HDLBits Shift Register(Exams/m2014 q4k) LUT

 HDLBits  Shift Register(Exams/m2014 q4k) LUT

In this question, you will design a circuit for an 8x1 memory, where writing to the memory is accomplished by shifting-in bits, and reading is "random access", as in a typical RAM. You will then use the circuit to realize a 3-input logic function.

First, create an 8-bit shift register with 8 D-type flip-flops. Label the flip-flop outputs from Q[0]...Q[7]. The shift register input should be called S, which feeds the input of Q[0] (MSB is shifted in first). The enable input controls whether to shift. Then, extend the circuit to have 3 additional inputs A,B,C and an output Z. The circuit's behaviour should be as follows: when ABC is 000, Z=Q[0], when ABC is 001, Z=Q[1], and so on. Your circuit should contain ONLY the 8-bit shift register, and multiplexers. (Aside: this circuit is called a 3-input look-up-table (LUT)).
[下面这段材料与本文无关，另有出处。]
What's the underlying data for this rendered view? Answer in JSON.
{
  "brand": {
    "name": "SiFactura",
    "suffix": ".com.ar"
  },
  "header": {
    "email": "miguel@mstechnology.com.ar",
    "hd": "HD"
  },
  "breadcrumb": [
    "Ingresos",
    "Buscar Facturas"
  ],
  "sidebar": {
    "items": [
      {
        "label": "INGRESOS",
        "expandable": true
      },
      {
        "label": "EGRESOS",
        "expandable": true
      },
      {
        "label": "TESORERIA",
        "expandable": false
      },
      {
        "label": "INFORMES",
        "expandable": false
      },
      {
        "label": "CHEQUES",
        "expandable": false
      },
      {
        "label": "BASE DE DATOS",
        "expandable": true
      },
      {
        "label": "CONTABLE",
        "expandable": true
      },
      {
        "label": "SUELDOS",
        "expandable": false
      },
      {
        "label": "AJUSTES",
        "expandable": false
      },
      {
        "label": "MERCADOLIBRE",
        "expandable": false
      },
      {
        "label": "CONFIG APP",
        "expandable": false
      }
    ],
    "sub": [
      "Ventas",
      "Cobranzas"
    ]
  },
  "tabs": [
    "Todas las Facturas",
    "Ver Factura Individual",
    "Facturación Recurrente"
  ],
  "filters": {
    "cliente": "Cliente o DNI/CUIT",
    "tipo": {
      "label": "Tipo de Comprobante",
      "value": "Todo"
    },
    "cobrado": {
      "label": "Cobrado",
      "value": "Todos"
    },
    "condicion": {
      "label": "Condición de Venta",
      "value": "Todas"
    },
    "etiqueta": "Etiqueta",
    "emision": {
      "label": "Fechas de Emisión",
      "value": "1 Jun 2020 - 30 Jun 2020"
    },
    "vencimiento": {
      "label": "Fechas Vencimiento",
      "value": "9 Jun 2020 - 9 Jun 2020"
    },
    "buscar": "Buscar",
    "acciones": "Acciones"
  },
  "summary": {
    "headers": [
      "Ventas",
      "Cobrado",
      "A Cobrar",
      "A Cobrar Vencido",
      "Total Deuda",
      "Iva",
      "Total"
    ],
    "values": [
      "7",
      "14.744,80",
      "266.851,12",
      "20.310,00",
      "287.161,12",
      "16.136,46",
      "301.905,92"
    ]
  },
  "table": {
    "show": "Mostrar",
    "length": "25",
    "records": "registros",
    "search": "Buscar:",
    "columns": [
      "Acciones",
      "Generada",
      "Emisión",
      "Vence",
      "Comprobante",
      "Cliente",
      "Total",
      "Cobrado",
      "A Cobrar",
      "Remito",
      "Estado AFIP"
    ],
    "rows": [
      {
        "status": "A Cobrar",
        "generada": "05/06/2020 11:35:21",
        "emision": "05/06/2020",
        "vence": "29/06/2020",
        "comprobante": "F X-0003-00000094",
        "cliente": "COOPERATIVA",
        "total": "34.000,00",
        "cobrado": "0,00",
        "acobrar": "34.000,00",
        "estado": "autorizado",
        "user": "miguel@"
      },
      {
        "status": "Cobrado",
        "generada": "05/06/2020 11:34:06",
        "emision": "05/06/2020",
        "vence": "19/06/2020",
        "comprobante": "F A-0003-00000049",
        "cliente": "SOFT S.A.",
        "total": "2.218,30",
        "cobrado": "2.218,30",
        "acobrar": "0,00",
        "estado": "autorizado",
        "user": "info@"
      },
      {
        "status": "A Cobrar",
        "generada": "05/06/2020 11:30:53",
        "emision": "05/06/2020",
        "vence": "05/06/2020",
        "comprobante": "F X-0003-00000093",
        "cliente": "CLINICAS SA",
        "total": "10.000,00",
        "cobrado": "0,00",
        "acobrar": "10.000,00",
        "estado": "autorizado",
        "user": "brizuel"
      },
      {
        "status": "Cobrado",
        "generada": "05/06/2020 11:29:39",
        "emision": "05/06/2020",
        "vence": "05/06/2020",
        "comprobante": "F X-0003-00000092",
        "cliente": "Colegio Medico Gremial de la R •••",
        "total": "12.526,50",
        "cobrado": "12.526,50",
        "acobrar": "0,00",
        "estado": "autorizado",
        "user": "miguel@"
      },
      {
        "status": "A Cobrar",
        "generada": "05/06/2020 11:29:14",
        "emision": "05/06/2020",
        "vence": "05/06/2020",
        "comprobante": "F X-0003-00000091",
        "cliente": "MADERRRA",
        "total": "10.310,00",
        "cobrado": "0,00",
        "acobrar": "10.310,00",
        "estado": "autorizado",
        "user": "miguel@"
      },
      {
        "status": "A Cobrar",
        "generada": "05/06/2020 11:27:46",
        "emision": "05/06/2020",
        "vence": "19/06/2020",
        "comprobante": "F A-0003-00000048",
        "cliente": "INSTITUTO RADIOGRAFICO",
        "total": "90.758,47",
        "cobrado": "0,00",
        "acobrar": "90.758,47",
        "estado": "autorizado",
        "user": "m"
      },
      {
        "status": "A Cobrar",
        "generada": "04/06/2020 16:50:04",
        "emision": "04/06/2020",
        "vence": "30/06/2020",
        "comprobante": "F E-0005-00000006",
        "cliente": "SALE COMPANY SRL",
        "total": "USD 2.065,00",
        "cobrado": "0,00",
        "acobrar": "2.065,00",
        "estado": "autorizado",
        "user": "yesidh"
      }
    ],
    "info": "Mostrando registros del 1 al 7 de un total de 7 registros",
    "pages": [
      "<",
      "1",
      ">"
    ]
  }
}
實現的是一個和 8x1 結構的存儲體相關的電路。存儲的輸入通過移入比特進行，存儲的讀取類似於傳統 RAM 中的隨機讀取，即可以指定讀出比特的位置，通過 3 個輸入端口指定讀取位置。

首先通過 8 個觸发器實現一個 8bit 深的移位寄存器。8個寄存器的輸出依次為 Q[0]...Q[7]。移位寄存器的輸入為 S，輸入首先會填充到 MSB（最高位），Q[0]。當 enable 信號控制移位，當其有效時輸入數據並移位。此外，該電路有三個輸入端口 A,B,C 以及輸出端口 Z。工作的功能如下：當 ABC = 000 時，Z = Q[0],當 ABC = 001 時，Z = Q[1],以此類推。你的電路中只能包括一個 8bit 移位寄存器以及一個多路選擇器。（這就是個三輸入查找表 LUT 電路）

module top_module (
    input clk,
    input enable,
    input S,
    input A, B, C,
    output Z ); 
    
    reg [7:0] Q;
    always@(posedge clk)begin
        if(enable)begin
            Q <= {Q[6:0], S};
        end
    else begin
            Q <= Q;
        end
    end
    always@(*)begin
        case({A, B, C})
            3'b000: Z = Q[0];
            3'b001: Z = Q[1];
            3'b010: Z = Q[2];
            3'b011: Z = Q[3];
            3'b100: Z = Q[4];
            3'b101: Z = Q[5];
            3'b110: Z = Q[6];
            3'b111: Z = Q[7];
        endcase
    end
endmodule